Myths and Mysteries

This seems to be a large amount of fairytales and missbeliefs still circulating amongst employers. I daily receive e-mails on all sorts of weird and wonderful questions.
For example – how many written warnings must I give an employee before I am allowed to hold a disciplinary hearing ? A warning is something that follows a disciplinary hearing – the hearing does not follow the warning.
A warning is a sanction applied, by decision of the chairperson of the hearing, after he has heard all the evidence, arrived at a verdict of guilty, and then after considering all the circumstances, he arrives at a suitable sanction – which could be a written warning, or even a verbal warning, or a final written warning etc.
There are many misconceptions circulating among employees – not the least of which is the misguided notion that an employer must give the employee 3 written warnings before a disciplinary hearing and be convened.

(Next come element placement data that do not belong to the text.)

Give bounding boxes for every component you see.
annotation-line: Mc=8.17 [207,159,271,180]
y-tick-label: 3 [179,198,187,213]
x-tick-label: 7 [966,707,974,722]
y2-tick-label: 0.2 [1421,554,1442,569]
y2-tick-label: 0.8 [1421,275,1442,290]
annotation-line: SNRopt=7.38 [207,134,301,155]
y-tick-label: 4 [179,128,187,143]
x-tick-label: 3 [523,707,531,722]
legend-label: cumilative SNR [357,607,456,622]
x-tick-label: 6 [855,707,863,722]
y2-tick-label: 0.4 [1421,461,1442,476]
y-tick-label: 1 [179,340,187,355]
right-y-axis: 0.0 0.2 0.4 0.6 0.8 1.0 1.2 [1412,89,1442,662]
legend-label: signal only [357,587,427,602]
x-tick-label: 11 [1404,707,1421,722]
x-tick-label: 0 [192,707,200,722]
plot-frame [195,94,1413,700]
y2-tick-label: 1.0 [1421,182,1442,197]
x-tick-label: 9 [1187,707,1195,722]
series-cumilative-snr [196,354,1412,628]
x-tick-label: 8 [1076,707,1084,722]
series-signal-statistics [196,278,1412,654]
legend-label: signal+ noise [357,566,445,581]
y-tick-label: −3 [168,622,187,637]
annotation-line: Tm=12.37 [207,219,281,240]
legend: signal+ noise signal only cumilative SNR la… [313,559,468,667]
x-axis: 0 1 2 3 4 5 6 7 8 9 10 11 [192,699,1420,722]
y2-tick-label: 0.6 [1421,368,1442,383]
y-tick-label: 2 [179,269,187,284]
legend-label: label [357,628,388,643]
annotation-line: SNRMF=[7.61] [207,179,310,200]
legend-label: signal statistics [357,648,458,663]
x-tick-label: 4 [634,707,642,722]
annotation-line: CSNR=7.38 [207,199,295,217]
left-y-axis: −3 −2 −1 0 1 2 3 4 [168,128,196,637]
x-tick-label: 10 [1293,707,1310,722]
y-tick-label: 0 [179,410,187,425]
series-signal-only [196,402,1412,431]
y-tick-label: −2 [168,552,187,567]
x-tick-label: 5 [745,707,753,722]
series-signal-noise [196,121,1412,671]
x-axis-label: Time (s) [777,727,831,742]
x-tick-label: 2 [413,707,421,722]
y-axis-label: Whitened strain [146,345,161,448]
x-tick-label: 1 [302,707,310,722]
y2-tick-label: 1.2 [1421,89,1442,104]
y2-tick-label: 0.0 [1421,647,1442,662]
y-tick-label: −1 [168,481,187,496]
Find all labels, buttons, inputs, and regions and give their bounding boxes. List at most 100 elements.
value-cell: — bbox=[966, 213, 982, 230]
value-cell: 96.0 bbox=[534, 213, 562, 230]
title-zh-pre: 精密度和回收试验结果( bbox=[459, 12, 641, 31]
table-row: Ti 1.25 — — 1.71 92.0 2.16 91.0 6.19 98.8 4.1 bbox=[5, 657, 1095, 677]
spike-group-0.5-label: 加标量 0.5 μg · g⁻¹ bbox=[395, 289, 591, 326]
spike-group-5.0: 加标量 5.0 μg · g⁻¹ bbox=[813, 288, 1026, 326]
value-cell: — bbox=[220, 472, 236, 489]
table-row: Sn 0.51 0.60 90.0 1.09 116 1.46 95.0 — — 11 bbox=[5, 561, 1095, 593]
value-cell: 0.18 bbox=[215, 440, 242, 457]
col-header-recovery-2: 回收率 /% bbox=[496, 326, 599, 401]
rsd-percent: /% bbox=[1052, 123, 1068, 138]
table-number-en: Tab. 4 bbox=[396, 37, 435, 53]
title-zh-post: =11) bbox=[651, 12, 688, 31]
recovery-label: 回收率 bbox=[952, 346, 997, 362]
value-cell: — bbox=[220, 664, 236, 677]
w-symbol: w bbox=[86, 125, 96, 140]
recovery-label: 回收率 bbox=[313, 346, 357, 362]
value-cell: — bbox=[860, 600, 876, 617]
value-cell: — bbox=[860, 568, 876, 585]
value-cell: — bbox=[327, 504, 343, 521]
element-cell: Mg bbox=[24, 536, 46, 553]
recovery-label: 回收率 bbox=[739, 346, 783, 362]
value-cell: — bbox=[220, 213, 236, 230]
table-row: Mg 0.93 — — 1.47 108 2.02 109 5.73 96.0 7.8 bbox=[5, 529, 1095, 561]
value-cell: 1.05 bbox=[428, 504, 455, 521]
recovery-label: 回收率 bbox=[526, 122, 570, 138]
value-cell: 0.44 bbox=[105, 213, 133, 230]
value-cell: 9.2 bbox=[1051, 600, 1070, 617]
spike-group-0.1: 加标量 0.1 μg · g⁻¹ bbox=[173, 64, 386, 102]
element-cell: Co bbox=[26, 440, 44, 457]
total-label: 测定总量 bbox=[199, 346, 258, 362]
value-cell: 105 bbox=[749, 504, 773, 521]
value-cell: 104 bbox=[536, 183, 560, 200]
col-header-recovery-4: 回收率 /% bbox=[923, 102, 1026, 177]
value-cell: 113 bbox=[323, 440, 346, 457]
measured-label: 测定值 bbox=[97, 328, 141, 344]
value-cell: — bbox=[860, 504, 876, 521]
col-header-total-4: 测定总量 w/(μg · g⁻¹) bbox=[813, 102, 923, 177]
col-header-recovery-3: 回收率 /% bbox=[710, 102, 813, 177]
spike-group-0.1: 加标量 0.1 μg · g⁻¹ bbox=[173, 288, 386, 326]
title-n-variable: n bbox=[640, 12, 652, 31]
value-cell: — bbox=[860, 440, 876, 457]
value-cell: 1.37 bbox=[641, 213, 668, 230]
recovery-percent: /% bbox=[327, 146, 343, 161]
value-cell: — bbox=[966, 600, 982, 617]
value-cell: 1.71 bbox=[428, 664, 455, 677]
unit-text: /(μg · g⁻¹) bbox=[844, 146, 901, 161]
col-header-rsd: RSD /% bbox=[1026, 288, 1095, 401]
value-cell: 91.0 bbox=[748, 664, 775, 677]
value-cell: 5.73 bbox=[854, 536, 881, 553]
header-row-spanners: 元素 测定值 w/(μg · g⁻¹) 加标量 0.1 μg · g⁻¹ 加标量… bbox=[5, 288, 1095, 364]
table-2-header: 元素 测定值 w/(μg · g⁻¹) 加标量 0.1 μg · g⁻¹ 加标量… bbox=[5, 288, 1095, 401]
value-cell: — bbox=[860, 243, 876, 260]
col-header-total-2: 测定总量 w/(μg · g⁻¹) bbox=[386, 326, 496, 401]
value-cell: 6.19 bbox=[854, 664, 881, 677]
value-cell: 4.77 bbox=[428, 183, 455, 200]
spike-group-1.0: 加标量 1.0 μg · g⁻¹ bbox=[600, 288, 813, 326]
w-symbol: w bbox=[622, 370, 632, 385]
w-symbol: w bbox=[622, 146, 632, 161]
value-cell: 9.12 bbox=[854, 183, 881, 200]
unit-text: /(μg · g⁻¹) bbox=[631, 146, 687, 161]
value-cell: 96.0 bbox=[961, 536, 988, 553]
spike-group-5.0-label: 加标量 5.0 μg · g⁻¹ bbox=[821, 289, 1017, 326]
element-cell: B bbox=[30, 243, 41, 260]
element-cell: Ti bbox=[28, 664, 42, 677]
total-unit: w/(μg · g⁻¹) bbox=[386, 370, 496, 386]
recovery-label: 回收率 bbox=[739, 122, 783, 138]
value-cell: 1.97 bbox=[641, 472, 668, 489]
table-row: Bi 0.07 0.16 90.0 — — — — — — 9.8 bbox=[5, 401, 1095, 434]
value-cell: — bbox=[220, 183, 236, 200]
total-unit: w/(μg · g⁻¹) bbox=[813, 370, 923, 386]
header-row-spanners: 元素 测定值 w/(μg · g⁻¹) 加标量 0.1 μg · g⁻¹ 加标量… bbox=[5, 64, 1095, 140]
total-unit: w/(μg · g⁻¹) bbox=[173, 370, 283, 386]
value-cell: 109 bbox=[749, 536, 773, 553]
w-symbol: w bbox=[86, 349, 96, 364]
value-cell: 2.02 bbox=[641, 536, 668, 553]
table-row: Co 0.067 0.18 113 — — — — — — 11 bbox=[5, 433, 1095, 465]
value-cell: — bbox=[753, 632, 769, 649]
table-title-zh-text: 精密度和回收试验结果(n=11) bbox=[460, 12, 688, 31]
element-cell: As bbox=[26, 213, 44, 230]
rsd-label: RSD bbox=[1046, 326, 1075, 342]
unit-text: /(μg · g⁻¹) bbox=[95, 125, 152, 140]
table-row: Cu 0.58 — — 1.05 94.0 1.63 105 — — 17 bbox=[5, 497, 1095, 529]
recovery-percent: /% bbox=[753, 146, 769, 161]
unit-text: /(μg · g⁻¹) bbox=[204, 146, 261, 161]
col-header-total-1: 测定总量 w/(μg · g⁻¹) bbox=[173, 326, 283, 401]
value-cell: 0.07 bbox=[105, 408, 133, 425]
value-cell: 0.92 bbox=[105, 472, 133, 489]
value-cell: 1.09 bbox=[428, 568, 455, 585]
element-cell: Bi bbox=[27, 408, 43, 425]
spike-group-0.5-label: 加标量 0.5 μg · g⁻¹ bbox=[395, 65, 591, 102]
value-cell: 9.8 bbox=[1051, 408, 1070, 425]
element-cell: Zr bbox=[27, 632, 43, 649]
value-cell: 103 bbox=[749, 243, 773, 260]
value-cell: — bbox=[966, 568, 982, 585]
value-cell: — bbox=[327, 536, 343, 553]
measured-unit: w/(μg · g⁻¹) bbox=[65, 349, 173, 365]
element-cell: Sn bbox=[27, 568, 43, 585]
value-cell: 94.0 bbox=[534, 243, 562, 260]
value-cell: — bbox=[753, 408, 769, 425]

I am often asked about the validity period of a verbal or written warning. Labour legislation does not specify the validity period of a warning. That is for the employer to decide, but generally a verbal warning is valid for 3 months, a written warning for 6 months, and a final written warning for 9-12 months. An indefinite period warning is not permitted. Another question – does an act of misconduct qualify for “immediate dismissal?”
When I inquire – what do you mean by “immediate dismissal”, the reply is “can I simply dismiss him immediately without a hearing, because it is a serious offense?” Obviously, the answer is NO! Strictly speaking, in terms of labour legislation, there no such thing as ” immediate dismissal.” It does not exist.
No employee may be dismissed unless the employer first follows a fair procedure, and the dismissal is for a fair reason. The fair procedure includes affording the employee the opportunity to state his case, and to state why he should not be dismissed. Therefore, “instant dismissal” does not exist.
Another question –
“my employee has walked out on me with 24 hours notice. I held back his salary and leave pay because he never gave me notice. He reported me to the Department of Labour, now they say I must pay up. Do I have to pay?”
Answer – yes you do have to pay. There is nothing in labour legislation that entitles you to withold any payment due to the employee. The only way to overcome the problem is to insert a suitable clause in the contract of employment, whereby the employer reserves the right to make such deductions upon an unlawful resignation.
“The employee refuses to sign the employment contract – what must I do?”
Generally, if the employee refuses to sign the employment contract, then he is refusing to be bound by your terms and conditions of employment. If there is no agreement regarding terms and conditions of employment, then generally, no employee/employer relationship exists. (Mackay & Another v Comtec Holdings (Pty) Ltd [1996] 7 BLLR 863 (IC)). Obviously, the circumstances differ from case to case.